There have been many critiques of Neochartalism. Almost all of them, simply ignore the most important issue which makes Neochartalism the so-called “Modern Monetary Theory”, a chimera. A delusion.
Bill Mitchell has written a post on his blog about the balance-of-payments constraint, which among other things makes fun of physical appearance of Nicholas Kaldor. In that he correctly recognizes Nicholas Kaldor as the main proponent of this idea. Mitchell rightly represents Kaldor’s views:
In fact, Kaldor thought that exports were the only true ‘exogenous’ source of income growth, given that household consumption and business investment are considered to be ‘endogenously’ driven by fluctuations in (national) income itself.
In the post, Bill Mitchell doesn’t offer any argument as to why the literature behind it is supposedly wrong. He quotes Australia’s example but doesn’t recognize that Australia’s growth rate fits Thirlwall’s law. Had Australia grown much faster, its international indebtedness would grow to a much bigger size than now, which means its growth is limited by the balance of payments constraint.
Instead, Mitchell’s main point is:
While Thirlwall adopted a Keynesian position, the ‘balance of payments constraint’ he defined has underpinned the obsession with export-led growth strategies. It is a case where the IMF and others have co-opted the ‘Keynesian’ literature to impose neo-liberal solutions on nations.
In part, this is because ‘Keynesian’ literature was flawed.
Supposedly, its the Kaldorians who succumb into policies of the IMF because of their confusions! This is quite funny, given that Nicholas Kaldor was quite opposed to free trade which imposes a huge constraint on nation’s fortunes. In fact Kaldor and his colleagues at Cambridge were advocating import controls for Britain, which is obviously not a right-wing solution and was opposed by all.

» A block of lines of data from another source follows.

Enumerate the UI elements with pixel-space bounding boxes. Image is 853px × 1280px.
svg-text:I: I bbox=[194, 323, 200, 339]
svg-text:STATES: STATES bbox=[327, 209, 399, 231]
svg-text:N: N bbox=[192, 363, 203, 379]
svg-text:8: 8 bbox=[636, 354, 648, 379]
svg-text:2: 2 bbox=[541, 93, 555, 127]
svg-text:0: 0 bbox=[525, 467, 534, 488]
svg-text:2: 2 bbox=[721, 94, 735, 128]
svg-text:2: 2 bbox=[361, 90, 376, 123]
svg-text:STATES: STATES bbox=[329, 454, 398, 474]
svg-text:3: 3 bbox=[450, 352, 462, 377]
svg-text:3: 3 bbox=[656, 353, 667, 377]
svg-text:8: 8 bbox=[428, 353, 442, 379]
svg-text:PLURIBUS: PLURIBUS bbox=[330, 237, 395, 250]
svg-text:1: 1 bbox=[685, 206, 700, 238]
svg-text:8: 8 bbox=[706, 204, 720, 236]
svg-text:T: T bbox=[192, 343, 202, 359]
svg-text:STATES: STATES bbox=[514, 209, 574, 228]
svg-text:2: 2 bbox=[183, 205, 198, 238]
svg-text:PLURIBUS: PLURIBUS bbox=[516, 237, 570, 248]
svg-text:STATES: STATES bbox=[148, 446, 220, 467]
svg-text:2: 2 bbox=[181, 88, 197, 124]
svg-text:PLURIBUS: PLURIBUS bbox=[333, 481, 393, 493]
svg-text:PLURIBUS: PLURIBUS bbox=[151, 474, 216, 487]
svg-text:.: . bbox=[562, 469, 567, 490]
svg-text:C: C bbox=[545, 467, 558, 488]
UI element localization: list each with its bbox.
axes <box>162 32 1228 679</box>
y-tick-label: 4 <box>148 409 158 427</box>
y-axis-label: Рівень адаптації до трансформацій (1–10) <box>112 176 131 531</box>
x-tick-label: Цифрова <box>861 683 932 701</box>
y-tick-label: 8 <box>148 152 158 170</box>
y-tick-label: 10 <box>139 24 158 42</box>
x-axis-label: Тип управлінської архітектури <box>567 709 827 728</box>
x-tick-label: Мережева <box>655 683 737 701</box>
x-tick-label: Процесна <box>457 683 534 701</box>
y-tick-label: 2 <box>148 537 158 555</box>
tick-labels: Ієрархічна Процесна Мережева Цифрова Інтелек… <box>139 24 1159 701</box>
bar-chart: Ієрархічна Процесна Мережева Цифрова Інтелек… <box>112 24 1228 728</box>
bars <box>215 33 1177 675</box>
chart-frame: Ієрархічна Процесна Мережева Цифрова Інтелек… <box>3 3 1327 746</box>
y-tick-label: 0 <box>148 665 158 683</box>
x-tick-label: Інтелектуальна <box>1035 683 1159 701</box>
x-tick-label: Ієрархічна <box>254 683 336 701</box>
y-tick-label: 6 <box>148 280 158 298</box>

One of my favourite articles is Foundations And Implications Of Free Trade Theory by Nicholas Kaldor, written in Unemployment In Western Countries – Proceedings Of A Conference Held By The International Economics Association At Bischenberg, France.
Nicholas Kaldor on free trade
Kaldor main point in the essay is a major opposite to the doctrine of free trade. Free trade is a policy of international organizations such as the IMF. So it’s not Nicholas Kaldor and others who are being fooled by the IMF, but Neochartalists themselves who think that if nations simply float their currencies, they get rid of their external constraint.
Owing to increasing returns in processing activities (in manufactures) success breeds further success and failure begets more failure. Another Swedish economist, Gunnar Myrdal called this’the principle of circular and cumulative causation’.
It is as a result of this that free trade in the field of manfactured goods led to the concentration of manufacturing production in certain areas – to a ‘polarization process’ which inhibits the growth of such activitiesin some areas and concentrates them on others.
So as you see, there is an opposition to the “consensus” view. But according to Neochartalists, there is no problem with free trade: just expand domestic demand by fiscal policy. Imports are benefits, exports are costs according to them!
The main point of the post is that it is Neochartalists whose views are orthodox, not other Post-Keynesians following the work of Nicholas Kaldor. It’s funny of them to assert the other way. Look at it this way: opposition to free trade requires import controls, tariffs and things such as that. Is that the mainstream view – to put tariffs? However it is funny if you see a Neochartalist arguing against free trade as it would mean an inconsistency. If fiscal policy alone can bring full employment, why oppose free trade?